Cette initiative vise à lutter contre des problèmes tels que les fraudes foncières, la corruption et les irrégularités électorales qui ont causé d'énormes revers au Kenya.
Selon Joe Mucheru, la mise en œuvre de la blockchain serait bénéfique à tous pour le Kenya. Grâce à des mesures de sécurité supérieures, une fiabilité accrue et une plus grande flexibilité par rapport aux solutions actuelles, la blockchain pourrait bien devenir la solution idéale.
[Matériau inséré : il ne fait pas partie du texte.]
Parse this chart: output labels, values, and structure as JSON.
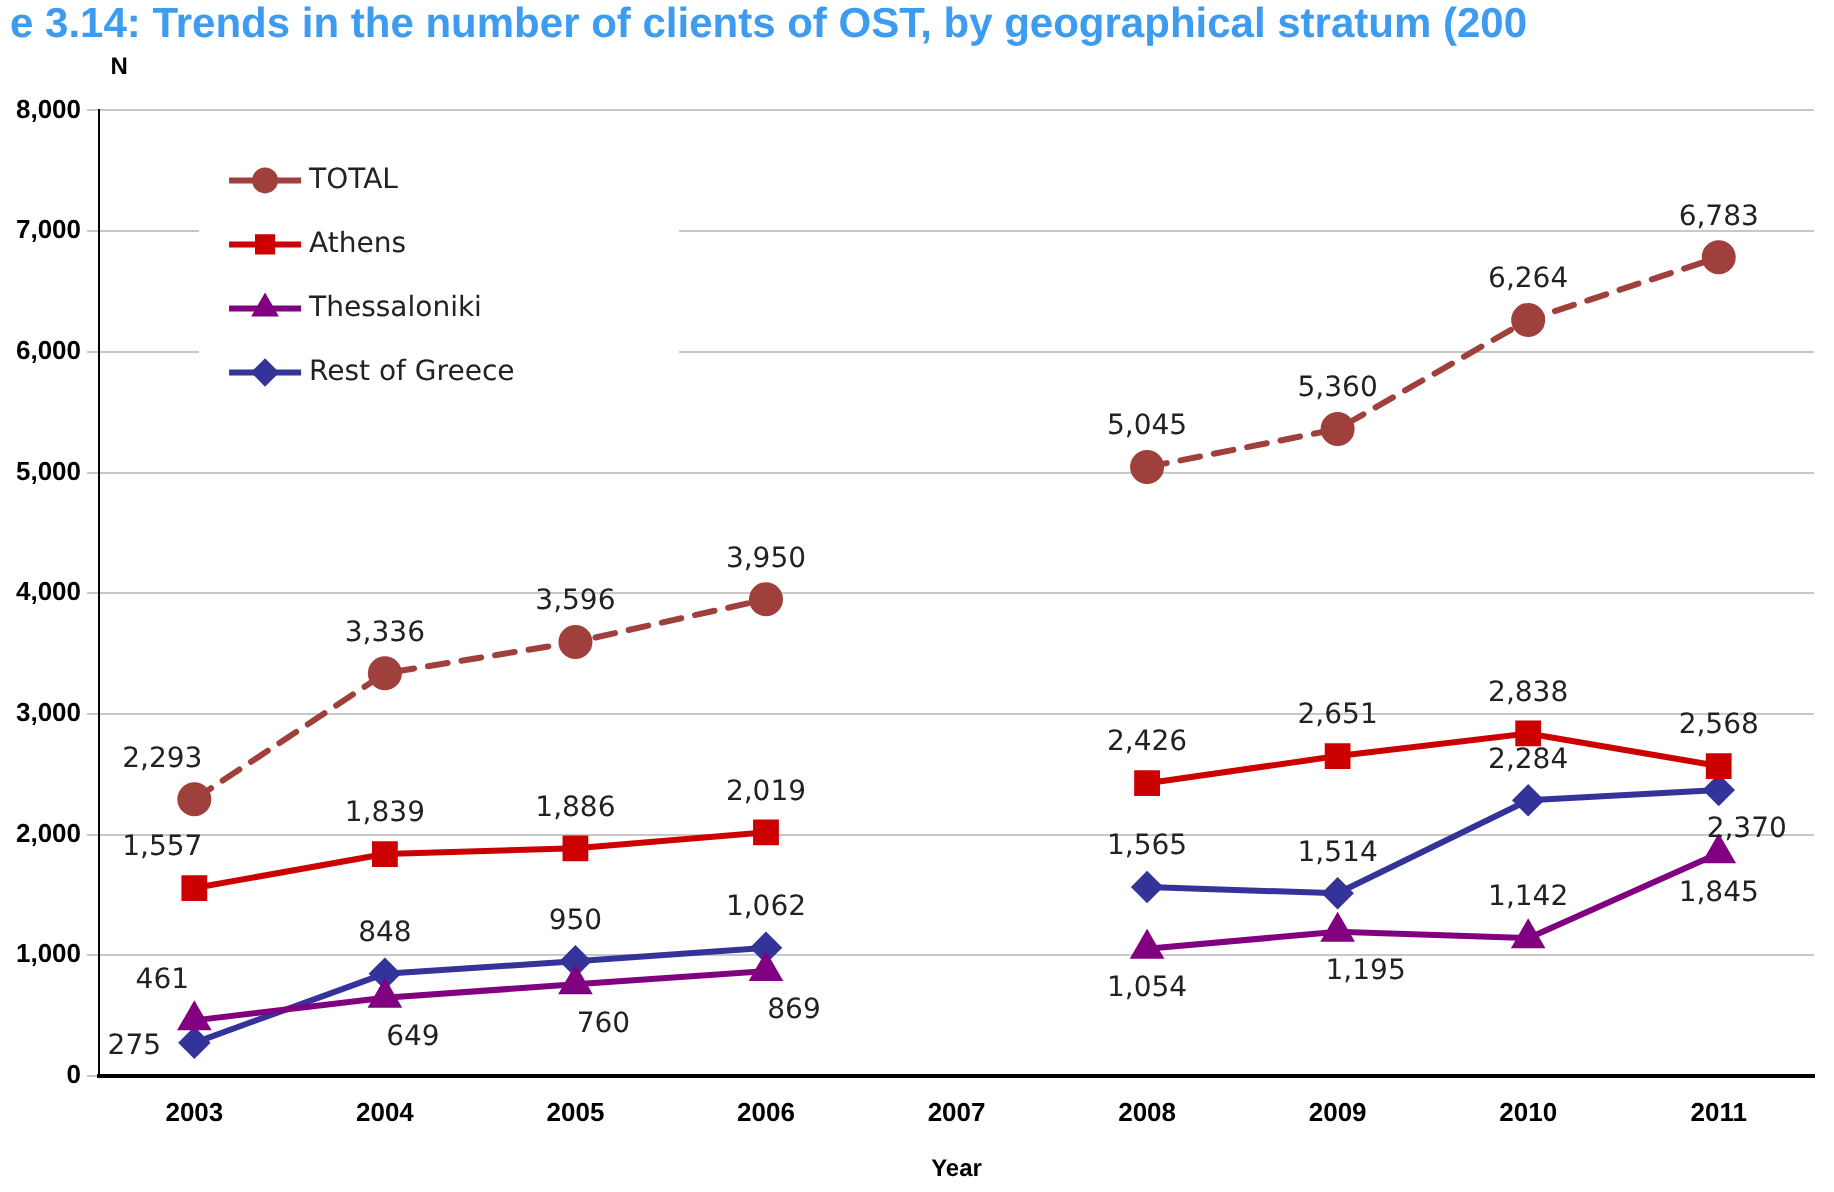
{
  "chart_data": {
    "type": "line",
    "title": "e 3.14: Trends in the number of clients of OST, by geographical stratum (200",
    "ylabel": "N",
    "xlabel": "Year",
    "categories": [
      "2003",
      "2004",
      "2005",
      "2006",
      "2007",
      "2008",
      "2009",
      "2010",
      "2011"
    ],
    "series": [
      {
        "name": "TOTAL",
        "color": "#a0403c",
        "marker": "circle",
        "line_style": "dashed",
        "values": [
          2293,
          3336,
          3596,
          3950,
          null,
          5045,
          5360,
          6264,
          6783
        ],
        "value_labels": [
          "2,293",
          "3,336",
          "3,596",
          "3,950",
          null,
          "5,045",
          "5,360",
          "6,264",
          "6,783"
        ]
      },
      {
        "name": "Athens",
        "color": "#cc0000",
        "marker": "square",
        "values": [
          1557,
          1839,
          1886,
          2019,
          null,
          2426,
          2651,
          2838,
          2568
        ],
        "value_labels": [
          "1,557",
          "1,839",
          "1,886",
          "2,019",
          null,
          "2,426",
          "2,651",
          "2,838",
          "2,568"
        ]
      },
      {
        "name": "Thessaloniki",
        "color": "#800080",
        "marker": "triangle",
        "values": [
          461,
          649,
          760,
          869,
          null,
          1054,
          1195,
          1142,
          1845
        ],
        "value_labels": [
          "461",
          "649",
          "760",
          "869",
          null,
          "1,054",
          "1,195",
          "1,142",
          "1,845"
        ]
      },
      {
        "name": "Rest of Greece",
        "color": "#333399",
        "marker": "diamond",
        "values": [
          275,
          848,
          950,
          1062,
          null,
          1565,
          1514,
          2284,
          2370
        ],
        "value_labels": [
          "275",
          "848",
          "950",
          "1,062",
          null,
          "1,565",
          "1,514",
          "2,284",
          "2,370"
        ]
      }
    ],
    "ylim": [
      0,
      8000
    ],
    "yticks": [
      {
        "value": 0,
        "label": "0"
      },
      {
        "value": 1000,
        "label": "1,000"
      },
      {
        "value": 2000,
        "label": "2,000"
      },
      {
        "value": 3000,
        "label": "3,000"
      },
      {
        "value": 4000,
        "label": "4,000"
      },
      {
        "value": 5000,
        "label": "5,000"
      },
      {
        "value": 6000,
        "label": "6,000"
      },
      {
        "value": 7000,
        "label": "7,000"
      },
      {
        "value": 8000,
        "label": "8,000"
      }
    ],
    "grid": "y",
    "legend": "top left",
    "line_style": "solid"
  }
}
La publication du rapport est étroitement liée à la plainte déposée par Joe Mucheru, qui reprochait au gouvernement d'avoir empêché sa transmission aux plus hautes instances, y compris à la présidence dent Cependant , le rapport a désormais progressé dans la hiérarchie et est entre de bonnes mains. De plus, sa publication vise à informer la population de l'engagement du Kenya en faveur de la modernité et de la sécurité.
Le gouvernement qui prend les rênes d'un pays doit être élu lors d'élections libres et impartiales dans un État démocratique. L'avènement de la blockchain offre une solution plus efficace : mettre en œuvre un système de vote basé sur cette technologie. Certes, le Kenya n'est pas le premier à proposer une telle idée, mais elle pourrait bien inspirer d'autres pays.
Le Kenya devra attendre 2025 pour que son système de vote soit pleinement opérationnel. La raison est simple : trop peu de progrès ont été réalisés dans ce domaine pour permettre au pays de concrétiser ses idées.
L'Internet des objets (IoT), le Big Data, la science des données et la 5G, nécessaires pour atteindre les débits requis pour le transfert d'énormes quantités de données, n'ont pas encore fait leurs débuts au Kenya.
Toutefois, ce délai de six ans sera assurément bénéfique au Kenya, non seulement en ce qui concerne les aspects susmentionnés, mais aussi pour d'autres développements technologiques qui surviendront au fil du temps.